Parade of Hearts Across Chicago

Chicago Peace Fellows Intern

2020 Chicago Peace Fellow Cosette Nazon-Wilburn unveiled ten community-created hearts that will be showcased across neighborhoods in Southside Chicago on September 8th. These five-foot tall fiberglass hearts form the “Parade of Hearts,” a community based initiative designed by the LUV Institute with support from the Chicago Peace Fellows Mutual Aid Collaborative.


The hearts were collaboratively designed by peace circles in ten neighborhoods: Chatham, Douglas, Grand Boulevard, Greater Grand Crossing, Hyde Park, Kenwood, Oakland, South Shore, Washington Park, and Woodlawn. The peace circles provided an opportunity for the LUV Institute to partner with three other Chicago Peace Fellows: David Gonzalez, Michelle Day, and Jennifer Maddox.

In the peace circles, artists and community members came together and discussed how they would like to showcase their neighborhood’s “new normal” in light of the COVID-19 pandemic and recent political tensions.

Ten hearts were showcased at the launch of the Parade of Hearts; each heart will be placed in a South Side community.


Artists acted as community representatives, expressing communal visions of neighborhoods that are beautiful and resilient. One local artist that worked on the project was Damon Lamar Reed, who created hearts for two communities, Nichols Park and Douglas. The heart that he created with the Douglas community is centered around a theme of trust with a man covering a woman’s eyes at its center and a background of stitched patchwork.

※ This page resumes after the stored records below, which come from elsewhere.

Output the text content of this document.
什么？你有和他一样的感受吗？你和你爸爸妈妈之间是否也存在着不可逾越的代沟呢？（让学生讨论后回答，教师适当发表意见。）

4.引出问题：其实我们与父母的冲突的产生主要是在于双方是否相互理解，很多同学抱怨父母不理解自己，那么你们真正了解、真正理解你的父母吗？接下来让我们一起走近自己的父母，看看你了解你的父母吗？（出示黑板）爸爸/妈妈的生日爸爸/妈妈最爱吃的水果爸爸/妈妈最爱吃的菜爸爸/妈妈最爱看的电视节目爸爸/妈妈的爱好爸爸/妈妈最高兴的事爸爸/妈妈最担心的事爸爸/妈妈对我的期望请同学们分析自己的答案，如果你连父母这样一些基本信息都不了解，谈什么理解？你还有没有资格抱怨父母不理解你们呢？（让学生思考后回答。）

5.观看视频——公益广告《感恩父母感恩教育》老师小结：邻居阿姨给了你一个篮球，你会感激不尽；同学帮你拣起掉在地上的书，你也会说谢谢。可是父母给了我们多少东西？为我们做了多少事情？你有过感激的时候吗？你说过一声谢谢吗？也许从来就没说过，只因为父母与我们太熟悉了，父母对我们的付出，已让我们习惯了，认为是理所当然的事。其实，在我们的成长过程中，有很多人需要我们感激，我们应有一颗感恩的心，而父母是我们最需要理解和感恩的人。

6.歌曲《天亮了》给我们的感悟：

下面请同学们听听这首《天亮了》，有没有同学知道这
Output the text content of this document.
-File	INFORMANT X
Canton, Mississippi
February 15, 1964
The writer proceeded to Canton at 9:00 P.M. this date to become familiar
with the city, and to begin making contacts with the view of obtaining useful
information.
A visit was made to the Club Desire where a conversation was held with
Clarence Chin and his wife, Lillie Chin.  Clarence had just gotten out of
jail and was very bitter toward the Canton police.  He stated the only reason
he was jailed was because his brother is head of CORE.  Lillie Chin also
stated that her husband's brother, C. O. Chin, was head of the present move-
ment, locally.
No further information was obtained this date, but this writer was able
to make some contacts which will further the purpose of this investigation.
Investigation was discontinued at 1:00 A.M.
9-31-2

The patchwork of the heart is meant to evoke memories of mothers patching ripped clothes and making them stronger than they were before. Damon and the Douglas community see this heart as symbolic of their community’s resilience and ability to memorialize the past while creating a stronger community.

Through the parade of hearts, the LUV Institute hopes to revitalize South Side communities through introducing a large-scale public arts project. Cosette emphasizes the importance of bringing arts programs to communities that are often left out of public arts initiatives. The Parade of Hearts aims to act symbolically as an expression of love trumping all, but also to bring prosperity to the featured neighborhoods. She hopes that people will come to visit the hearts and bring tourism to neighborhoods of Chicago that don’t often receive it. The process of creating hearts was chronicled by a videographer who will release a documentary talking about the organizations involved in helping neighborhoods design their hearts as well as histories of the neighborhoods themselves. Next year, the LUV Institute will facilitate a digital treasure hunt around the Parade of Hearts, in which people can explore virtual histories of the hearts and their surrounding neighborhoods.


The hearts have started many conversations about peacebuilding in Chicago and many people and institutions have reached out to Cosette, moved by the Parade of Hearts’ message that love can trump hate. For its launch, the Parade of Hearts raised $115,000, surpassing its goal.


The LUV Institute intends to use this money as a seed for a larger community outreach program. Cosette envisions that soon, all 77 community areas in Chicago will be able to create hearts and that money raised through the parade can be used for restorative justice projects. In the future, she plans for the LUV Institute to partner with other local non-profits to launch similar events and initiatives that integrate the arts with community-building and trauma recovery.